Boysie, the club snapper, turned up late. We pretended that we were already 1-0 up, all sticking to our story. Of course he didn’t believe us, and soon we were 1-0 down. One became two when Brinkhurst clattered into a Witham forward in the area. No question that it was a penalty, although the referee, who whilst he didn’t impact the final score was as poor as you will see at this level, booked Rikki Banks for kicking the ball back to the centre circle which hit a Witham player on the way. He soon angered the home fans by giving a penalty to Lewes – I cannot even speculate what it was for as no one saw any offence. Dixon stepped up and made it 2-1 at the break.
One bright spot for the travelling Lewes fans was the appearance of Jack Walder at the start of the second half. Walder had been out since he dislocated his ankle at Thamesmead Town back in March and his return would surely lift the team? Alas a few minutes later a mix up between Brinkhurst and Banks that will be a cert on one of those crap “guffs” DVDs voiced by Chris Moyles gave Witham a 3-1 lead. Three one? Make that four minutes after the home side were reduced to ten men. Game over, start the bus.
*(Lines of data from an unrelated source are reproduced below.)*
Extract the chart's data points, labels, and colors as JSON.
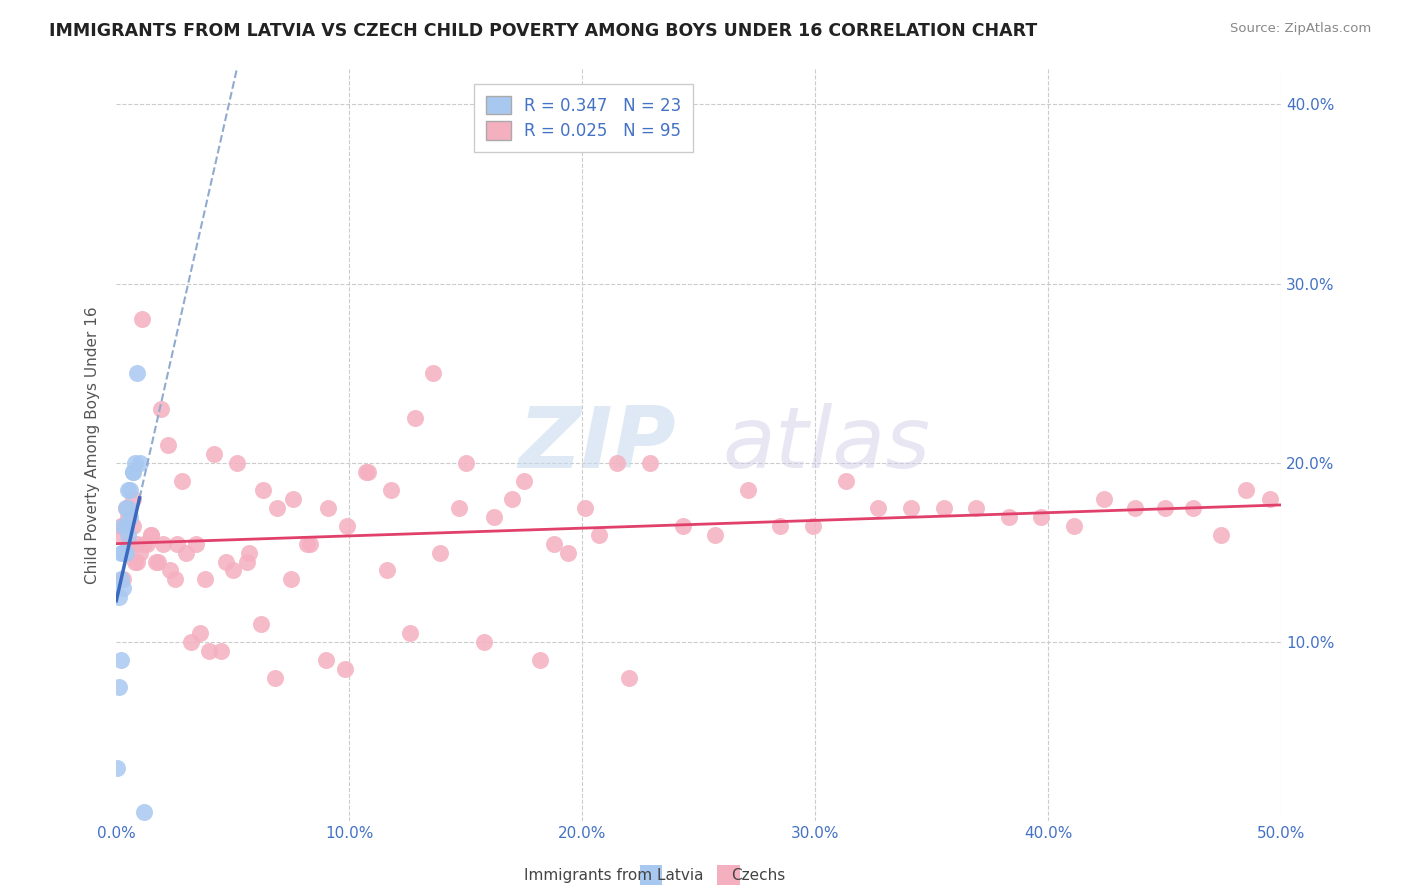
{
  "title": "IMMIGRANTS FROM LATVIA VS CZECH CHILD POVERTY AMONG BOYS UNDER 16 CORRELATION CHART",
  "source": "Source: ZipAtlas.com",
  "ylabel": "Child Poverty Among Boys Under 16",
  "xlim": [
    0.0,
    0.5
  ],
  "ylim": [
    0.0,
    0.42
  ],
  "x_tick_labels": [
    "0.0%",
    "10.0%",
    "20.0%",
    "30.0%",
    "40.0%",
    "50.0%"
  ],
  "y_tick_labels": [
    "10.0%",
    "20.0%",
    "30.0%",
    "40.0%"
  ],
  "color_blue": "#a8c8f0",
  "color_pink": "#f5b0c0",
  "line_blue_solid": "#3a6abf",
  "line_blue_dash": "#90aad0",
  "line_pink": "#e0406a",
  "legend_R_blue": "0.347",
  "legend_N_blue": "23",
  "legend_R_pink": "0.025",
  "legend_N_pink": "95",
  "legend_label_blue": "Immigrants from Latvia",
  "legend_label_pink": "Czechs",
  "watermark": "ZIPatlas",
  "blue_x": [
    0.0005,
    0.001,
    0.001,
    0.002,
    0.002,
    0.002,
    0.003,
    0.003,
    0.003,
    0.004,
    0.004,
    0.004,
    0.005,
    0.005,
    0.005,
    0.006,
    0.006,
    0.007,
    0.007,
    0.008,
    0.009,
    0.01,
    0.012
  ],
  "blue_y": [
    0.03,
    0.075,
    0.125,
    0.09,
    0.135,
    0.15,
    0.13,
    0.15,
    0.165,
    0.15,
    0.165,
    0.175,
    0.16,
    0.175,
    0.185,
    0.17,
    0.185,
    0.195,
    0.195,
    0.2,
    0.25,
    0.2,
    0.005
  ],
  "pink_x": [
    0.002,
    0.003,
    0.004,
    0.005,
    0.006,
    0.007,
    0.008,
    0.009,
    0.01,
    0.012,
    0.015,
    0.018,
    0.02,
    0.023,
    0.026,
    0.03,
    0.034,
    0.038,
    0.042,
    0.047,
    0.052,
    0.057,
    0.063,
    0.069,
    0.076,
    0.083,
    0.091,
    0.099,
    0.108,
    0.118,
    0.128,
    0.139,
    0.15,
    0.162,
    0.175,
    0.188,
    0.201,
    0.215,
    0.229,
    0.243,
    0.257,
    0.271,
    0.285,
    0.299,
    0.313,
    0.327,
    0.341,
    0.355,
    0.369,
    0.383,
    0.397,
    0.411,
    0.424,
    0.437,
    0.45,
    0.462,
    0.474,
    0.485,
    0.495,
    0.002,
    0.003,
    0.005,
    0.007,
    0.009,
    0.011,
    0.013,
    0.015,
    0.017,
    0.019,
    0.022,
    0.025,
    0.028,
    0.032,
    0.036,
    0.04,
    0.045,
    0.05,
    0.056,
    0.062,
    0.068,
    0.075,
    0.082,
    0.09,
    0.098,
    0.107,
    0.116,
    0.126,
    0.136,
    0.147,
    0.158,
    0.17,
    0.182,
    0.194,
    0.207,
    0.22
  ],
  "pink_y": [
    0.16,
    0.165,
    0.175,
    0.155,
    0.155,
    0.165,
    0.145,
    0.155,
    0.15,
    0.155,
    0.16,
    0.145,
    0.155,
    0.14,
    0.155,
    0.15,
    0.155,
    0.135,
    0.205,
    0.145,
    0.2,
    0.15,
    0.185,
    0.175,
    0.18,
    0.155,
    0.175,
    0.165,
    0.195,
    0.185,
    0.225,
    0.15,
    0.2,
    0.17,
    0.19,
    0.155,
    0.175,
    0.2,
    0.2,
    0.165,
    0.16,
    0.185,
    0.165,
    0.165,
    0.19,
    0.175,
    0.175,
    0.175,
    0.175,
    0.17,
    0.17,
    0.165,
    0.18,
    0.175,
    0.175,
    0.175,
    0.16,
    0.185,
    0.18,
    0.165,
    0.135,
    0.17,
    0.18,
    0.145,
    0.28,
    0.155,
    0.16,
    0.145,
    0.23,
    0.21,
    0.135,
    0.19,
    0.1,
    0.105,
    0.095,
    0.095,
    0.14,
    0.145,
    0.11,
    0.08,
    0.135,
    0.155,
    0.09,
    0.085,
    0.195,
    0.14,
    0.105,
    0.25,
    0.175,
    0.1,
    0.18,
    0.09,
    0.15,
    0.16,
    0.08
  ]
}
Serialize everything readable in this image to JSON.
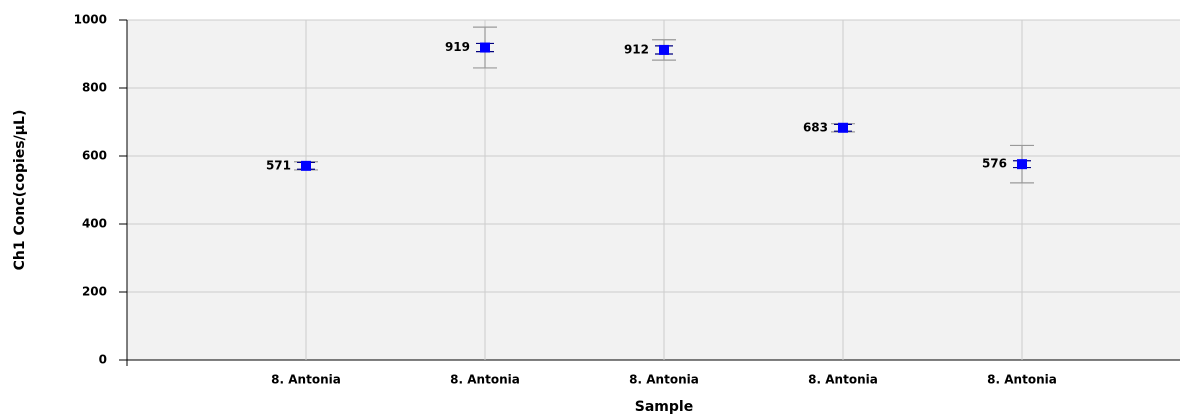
{
  "chart_data": {
    "type": "scatter",
    "x_label": "Sample",
    "y_label": "Ch1 Conc(copies/µL)",
    "categories": [
      "8. Antonia",
      "8. Antonia",
      "8. Antonia",
      "8. Antonia",
      "8. Antonia"
    ],
    "values": [
      571,
      919,
      912,
      683,
      576
    ],
    "errors": [
      10,
      12,
      12,
      10,
      10
    ],
    "outer_errors": [
      12,
      60,
      30,
      12,
      55
    ],
    "color": "#0000ff",
    "error_color": "#000080",
    "outer_error_color": "#999999",
    "ylim": [
      0,
      1000
    ],
    "yticks": [
      0,
      200,
      400,
      600,
      800,
      1000
    ],
    "grid": true
  }
}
We still had time to miss a couple of sitters before Blewden pulled a goal back to make the score line a little more respectable. But this defeat hurt. More so than any other game this season. Not just for the financial consequences but because of the performance. The magic of the FA Cup certainly wasn’t floating around the Lewes dressing room today.
So Witham Town join a growing list of teams who have embarrassed the Rooks in recent years in the FA Cup. Still, there is always the Ryman League Cup to look forward to.